During the research, he volunteered at a dementia care home operated by the St Monica Trust. Garden House Care Home Manager, Fran Ashby said: “Zeke’s passion was clear from his first day with us and he worked closely with staff, relatives and residents to better understand the effects and treatment of dementia.
“We were really impressed at the potential of his assisted technology to predict impending agitation and help alert staff to intervene before it can escalate into distressed behaviours.
“Using modern assistive technology examples like smart socks can help enable people living with dementia to retain their dignity and have better quality outcomes for their day-to-day life.”
While volunteering Dr Steer hit upon the idea of Milbotix, which he launched as a business in February 2020.
“I came to see that my great grandmother wasn’t an isolated episode, and that distressed behaviours are very common,” he explained.
Milbotix are currently looking to work with innovative social care organisations to refine and evaluate the smart socks.
The business recently joined SETsquared Bristol, the University’s world-leading incubator for high growth tech businesses.
Dr Steer was awarded one of their Breakthrough Bursaries, which provides heavily subsidised membership to founders from diverse backgrounds. Dr Steer is also currently on the University’s QUEST programme, which support founders to commercialise their products.
Charity Alzheimer’s Society says there will be 1.6 million people with dementia in the UK by 2040, with one person developing dementia every three minutes. Dementia is thought to cost the UK £34.7 billion a year.
Meanwhile, according to the Government autism affects 1% of the UK population, or some 700,000 people, 15-30% of whom are non-verbal part or all of the time.
Dr Steer is now growing the business: testing the socks with people living with mid to late-stage dementia and developing the tech before bringing the product to market next year. Milbotix will begin a funding round later this year.
Milbotix is currently a team of three, including Jacqui Arnold, who has been working with people living with dementia for 40 years.
She said: “These socks could make such a difference.
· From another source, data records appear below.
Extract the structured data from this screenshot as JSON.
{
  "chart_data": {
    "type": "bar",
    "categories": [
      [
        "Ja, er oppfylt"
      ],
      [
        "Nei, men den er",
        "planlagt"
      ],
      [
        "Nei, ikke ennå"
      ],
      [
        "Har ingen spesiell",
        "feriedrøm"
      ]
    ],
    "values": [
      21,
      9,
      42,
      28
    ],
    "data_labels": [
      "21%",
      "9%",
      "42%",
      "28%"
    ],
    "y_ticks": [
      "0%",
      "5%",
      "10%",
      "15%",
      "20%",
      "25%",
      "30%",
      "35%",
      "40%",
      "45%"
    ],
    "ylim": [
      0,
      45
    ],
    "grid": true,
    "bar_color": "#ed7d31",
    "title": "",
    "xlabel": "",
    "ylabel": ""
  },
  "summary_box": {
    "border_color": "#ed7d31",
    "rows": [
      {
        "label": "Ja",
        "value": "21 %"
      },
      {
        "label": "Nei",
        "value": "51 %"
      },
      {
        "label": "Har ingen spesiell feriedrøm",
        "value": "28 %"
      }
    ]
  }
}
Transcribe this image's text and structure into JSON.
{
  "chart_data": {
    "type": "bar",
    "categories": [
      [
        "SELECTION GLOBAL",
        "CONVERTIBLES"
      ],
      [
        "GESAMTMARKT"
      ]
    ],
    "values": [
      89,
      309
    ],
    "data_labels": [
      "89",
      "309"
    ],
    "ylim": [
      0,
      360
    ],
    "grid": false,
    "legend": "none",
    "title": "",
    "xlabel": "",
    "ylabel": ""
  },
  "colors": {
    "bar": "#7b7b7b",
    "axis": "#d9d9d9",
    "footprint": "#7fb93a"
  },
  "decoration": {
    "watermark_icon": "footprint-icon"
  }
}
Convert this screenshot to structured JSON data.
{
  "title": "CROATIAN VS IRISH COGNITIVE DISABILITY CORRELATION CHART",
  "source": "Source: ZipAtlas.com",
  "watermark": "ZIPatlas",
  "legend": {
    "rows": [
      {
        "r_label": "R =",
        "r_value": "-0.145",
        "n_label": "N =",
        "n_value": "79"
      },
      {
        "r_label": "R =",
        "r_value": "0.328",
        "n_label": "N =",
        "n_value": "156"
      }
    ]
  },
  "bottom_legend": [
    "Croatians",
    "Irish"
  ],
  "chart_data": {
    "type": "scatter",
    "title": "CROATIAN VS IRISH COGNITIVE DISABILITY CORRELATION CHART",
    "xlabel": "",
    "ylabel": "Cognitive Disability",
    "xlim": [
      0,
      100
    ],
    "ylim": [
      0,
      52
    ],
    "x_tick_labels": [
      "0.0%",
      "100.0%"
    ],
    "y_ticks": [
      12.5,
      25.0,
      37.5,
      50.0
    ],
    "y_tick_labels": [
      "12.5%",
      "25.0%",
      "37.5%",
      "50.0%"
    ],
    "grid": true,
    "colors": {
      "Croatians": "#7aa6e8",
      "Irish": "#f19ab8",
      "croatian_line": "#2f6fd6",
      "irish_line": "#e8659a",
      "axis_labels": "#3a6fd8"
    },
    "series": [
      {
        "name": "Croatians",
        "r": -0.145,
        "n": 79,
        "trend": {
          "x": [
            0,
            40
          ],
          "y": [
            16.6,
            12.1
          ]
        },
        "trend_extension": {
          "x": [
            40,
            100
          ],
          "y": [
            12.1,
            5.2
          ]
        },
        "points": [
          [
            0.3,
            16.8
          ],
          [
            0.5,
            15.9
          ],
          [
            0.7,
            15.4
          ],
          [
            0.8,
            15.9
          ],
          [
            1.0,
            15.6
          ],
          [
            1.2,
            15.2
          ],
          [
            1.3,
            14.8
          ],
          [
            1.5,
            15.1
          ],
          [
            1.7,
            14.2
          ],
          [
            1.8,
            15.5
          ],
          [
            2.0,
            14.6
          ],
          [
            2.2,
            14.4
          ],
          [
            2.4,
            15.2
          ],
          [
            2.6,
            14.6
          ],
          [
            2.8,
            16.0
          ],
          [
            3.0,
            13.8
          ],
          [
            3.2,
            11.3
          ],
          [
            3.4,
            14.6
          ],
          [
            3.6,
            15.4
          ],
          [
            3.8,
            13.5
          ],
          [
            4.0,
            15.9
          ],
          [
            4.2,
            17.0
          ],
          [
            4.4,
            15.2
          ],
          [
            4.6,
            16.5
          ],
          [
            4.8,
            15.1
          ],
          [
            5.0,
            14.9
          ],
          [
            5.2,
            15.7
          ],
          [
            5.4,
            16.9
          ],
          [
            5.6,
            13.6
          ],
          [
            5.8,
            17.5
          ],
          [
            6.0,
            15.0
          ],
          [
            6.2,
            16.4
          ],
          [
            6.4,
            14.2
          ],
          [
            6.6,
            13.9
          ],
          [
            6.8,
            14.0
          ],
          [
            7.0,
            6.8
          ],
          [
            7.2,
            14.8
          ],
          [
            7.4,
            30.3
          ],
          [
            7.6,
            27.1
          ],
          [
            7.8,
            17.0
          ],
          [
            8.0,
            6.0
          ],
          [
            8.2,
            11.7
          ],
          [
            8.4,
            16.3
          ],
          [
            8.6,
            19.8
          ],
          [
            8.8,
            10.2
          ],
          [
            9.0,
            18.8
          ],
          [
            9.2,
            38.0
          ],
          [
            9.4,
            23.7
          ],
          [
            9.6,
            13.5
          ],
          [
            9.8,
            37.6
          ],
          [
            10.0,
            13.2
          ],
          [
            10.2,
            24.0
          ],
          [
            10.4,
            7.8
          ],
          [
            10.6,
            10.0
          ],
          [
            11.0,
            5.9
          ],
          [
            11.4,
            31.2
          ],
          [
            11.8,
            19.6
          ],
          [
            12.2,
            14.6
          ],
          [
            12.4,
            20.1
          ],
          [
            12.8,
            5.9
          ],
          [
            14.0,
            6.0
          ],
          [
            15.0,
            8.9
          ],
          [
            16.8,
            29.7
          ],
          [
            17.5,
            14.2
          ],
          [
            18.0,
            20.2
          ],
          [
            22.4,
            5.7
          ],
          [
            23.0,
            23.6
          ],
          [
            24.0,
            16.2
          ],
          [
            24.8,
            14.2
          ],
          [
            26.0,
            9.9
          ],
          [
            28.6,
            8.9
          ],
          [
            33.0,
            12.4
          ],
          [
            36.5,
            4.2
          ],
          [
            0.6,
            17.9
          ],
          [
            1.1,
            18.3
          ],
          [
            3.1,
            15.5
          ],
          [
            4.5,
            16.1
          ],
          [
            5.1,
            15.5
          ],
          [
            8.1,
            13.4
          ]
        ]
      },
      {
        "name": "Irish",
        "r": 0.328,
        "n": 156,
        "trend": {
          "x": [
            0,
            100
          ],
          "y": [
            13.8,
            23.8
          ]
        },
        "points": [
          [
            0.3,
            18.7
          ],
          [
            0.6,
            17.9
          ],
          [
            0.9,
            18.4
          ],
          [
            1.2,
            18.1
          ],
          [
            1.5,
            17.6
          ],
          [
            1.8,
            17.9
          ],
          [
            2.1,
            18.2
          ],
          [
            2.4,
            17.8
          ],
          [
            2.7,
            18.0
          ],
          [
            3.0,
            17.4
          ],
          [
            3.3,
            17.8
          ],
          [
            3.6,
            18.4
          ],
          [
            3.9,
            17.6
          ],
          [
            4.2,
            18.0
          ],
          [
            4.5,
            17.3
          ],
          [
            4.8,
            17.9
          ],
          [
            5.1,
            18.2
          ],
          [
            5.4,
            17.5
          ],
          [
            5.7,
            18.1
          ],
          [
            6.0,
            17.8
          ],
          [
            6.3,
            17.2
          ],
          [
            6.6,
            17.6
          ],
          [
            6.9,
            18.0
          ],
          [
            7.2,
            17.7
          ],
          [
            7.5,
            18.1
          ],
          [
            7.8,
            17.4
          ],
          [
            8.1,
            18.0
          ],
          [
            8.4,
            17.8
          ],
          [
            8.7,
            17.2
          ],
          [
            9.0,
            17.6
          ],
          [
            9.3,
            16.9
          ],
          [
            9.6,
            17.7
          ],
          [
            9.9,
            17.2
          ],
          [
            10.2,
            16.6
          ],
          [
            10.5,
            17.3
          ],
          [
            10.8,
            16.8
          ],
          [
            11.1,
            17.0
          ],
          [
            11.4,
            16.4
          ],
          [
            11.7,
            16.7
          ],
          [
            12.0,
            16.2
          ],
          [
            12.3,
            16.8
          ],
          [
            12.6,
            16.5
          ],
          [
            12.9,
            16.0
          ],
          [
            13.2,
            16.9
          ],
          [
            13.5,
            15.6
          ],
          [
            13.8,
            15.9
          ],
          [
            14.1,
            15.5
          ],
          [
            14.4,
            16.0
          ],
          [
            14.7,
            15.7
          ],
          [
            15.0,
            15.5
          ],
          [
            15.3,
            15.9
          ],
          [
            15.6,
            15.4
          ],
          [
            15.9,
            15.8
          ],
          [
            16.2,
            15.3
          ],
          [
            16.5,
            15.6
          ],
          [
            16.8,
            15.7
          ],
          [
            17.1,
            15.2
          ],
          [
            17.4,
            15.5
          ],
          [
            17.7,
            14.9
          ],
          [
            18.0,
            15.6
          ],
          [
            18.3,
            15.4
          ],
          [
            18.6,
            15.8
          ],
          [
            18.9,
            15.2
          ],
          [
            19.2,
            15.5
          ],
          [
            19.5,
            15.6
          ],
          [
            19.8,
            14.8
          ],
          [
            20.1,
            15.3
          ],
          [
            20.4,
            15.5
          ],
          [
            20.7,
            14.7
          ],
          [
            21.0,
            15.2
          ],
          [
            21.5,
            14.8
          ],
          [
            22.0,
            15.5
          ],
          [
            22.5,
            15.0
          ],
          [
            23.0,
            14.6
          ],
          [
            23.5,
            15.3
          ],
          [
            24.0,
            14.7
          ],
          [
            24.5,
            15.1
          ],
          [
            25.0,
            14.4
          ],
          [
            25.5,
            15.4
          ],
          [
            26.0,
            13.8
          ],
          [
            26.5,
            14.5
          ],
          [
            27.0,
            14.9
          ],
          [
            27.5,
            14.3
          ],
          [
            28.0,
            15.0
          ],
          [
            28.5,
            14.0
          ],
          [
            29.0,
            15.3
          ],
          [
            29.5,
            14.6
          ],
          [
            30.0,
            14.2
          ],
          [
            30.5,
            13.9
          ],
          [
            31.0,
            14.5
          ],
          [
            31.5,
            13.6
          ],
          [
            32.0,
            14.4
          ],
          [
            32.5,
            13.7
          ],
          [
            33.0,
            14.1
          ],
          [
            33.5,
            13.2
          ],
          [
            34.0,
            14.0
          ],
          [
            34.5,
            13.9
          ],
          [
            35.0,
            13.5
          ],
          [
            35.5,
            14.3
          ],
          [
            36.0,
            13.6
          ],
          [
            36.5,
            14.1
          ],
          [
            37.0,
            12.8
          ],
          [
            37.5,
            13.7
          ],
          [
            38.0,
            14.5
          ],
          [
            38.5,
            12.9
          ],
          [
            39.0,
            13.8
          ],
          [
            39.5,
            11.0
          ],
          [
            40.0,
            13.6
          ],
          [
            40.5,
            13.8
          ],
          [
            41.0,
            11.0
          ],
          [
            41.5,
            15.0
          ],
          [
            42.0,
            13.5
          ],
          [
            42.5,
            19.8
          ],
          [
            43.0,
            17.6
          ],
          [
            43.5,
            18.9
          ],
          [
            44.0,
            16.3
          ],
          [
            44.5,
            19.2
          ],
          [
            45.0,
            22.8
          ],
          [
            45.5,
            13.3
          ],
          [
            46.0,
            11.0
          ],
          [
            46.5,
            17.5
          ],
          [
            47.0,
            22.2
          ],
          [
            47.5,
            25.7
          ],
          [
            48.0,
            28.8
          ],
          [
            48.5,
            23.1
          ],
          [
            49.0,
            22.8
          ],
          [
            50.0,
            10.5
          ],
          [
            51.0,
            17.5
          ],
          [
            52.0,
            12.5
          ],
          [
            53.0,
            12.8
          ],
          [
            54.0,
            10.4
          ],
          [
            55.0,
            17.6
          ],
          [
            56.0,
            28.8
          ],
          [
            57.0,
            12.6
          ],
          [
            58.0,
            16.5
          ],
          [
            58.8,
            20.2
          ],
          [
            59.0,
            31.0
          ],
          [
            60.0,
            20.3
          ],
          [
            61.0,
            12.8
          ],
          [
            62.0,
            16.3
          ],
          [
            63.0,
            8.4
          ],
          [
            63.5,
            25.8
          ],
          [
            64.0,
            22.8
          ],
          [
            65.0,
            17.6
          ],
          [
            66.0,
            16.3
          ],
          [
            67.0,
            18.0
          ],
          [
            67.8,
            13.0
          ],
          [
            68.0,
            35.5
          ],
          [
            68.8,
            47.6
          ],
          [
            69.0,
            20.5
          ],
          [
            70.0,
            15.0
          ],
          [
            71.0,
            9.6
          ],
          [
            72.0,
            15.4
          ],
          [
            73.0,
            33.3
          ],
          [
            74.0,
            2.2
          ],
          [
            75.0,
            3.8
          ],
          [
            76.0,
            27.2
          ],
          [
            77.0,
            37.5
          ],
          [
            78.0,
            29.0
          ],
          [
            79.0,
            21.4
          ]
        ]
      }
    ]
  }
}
Having that early indicator of someone’s stress levels rising could provide the early intervention they need to reduce their distress – be that touch, music, pain relief or simply having someone there with them.”
Milbotix will be supported by Alzheimer’s Society through their Accelerator Programme, which is helping fund the smart socks’ development, providing innovation support and helping test what it described as a “brilliant product”.
Natasha Howard-Murray, Senior Innovator at Alzheimer’s Society, said: “Some people with dementia may present behaviours such as aggression, irritability and resistance to care.
“This innovative wearable tech is a fantastic, accessible way for staff to better monitor residents’ distress and agitation.”
Professor Judith Squires, Deputy Vice-Chancellor at the University of Bristol, said: “It is fantastic to see Zeke using the skills he learnt with us to improve the wellbeing of some of those most in need.
“The innovative research that Zeke has undertaken has the potential to help millions live better lives. We hope to see Milbotix flourish.”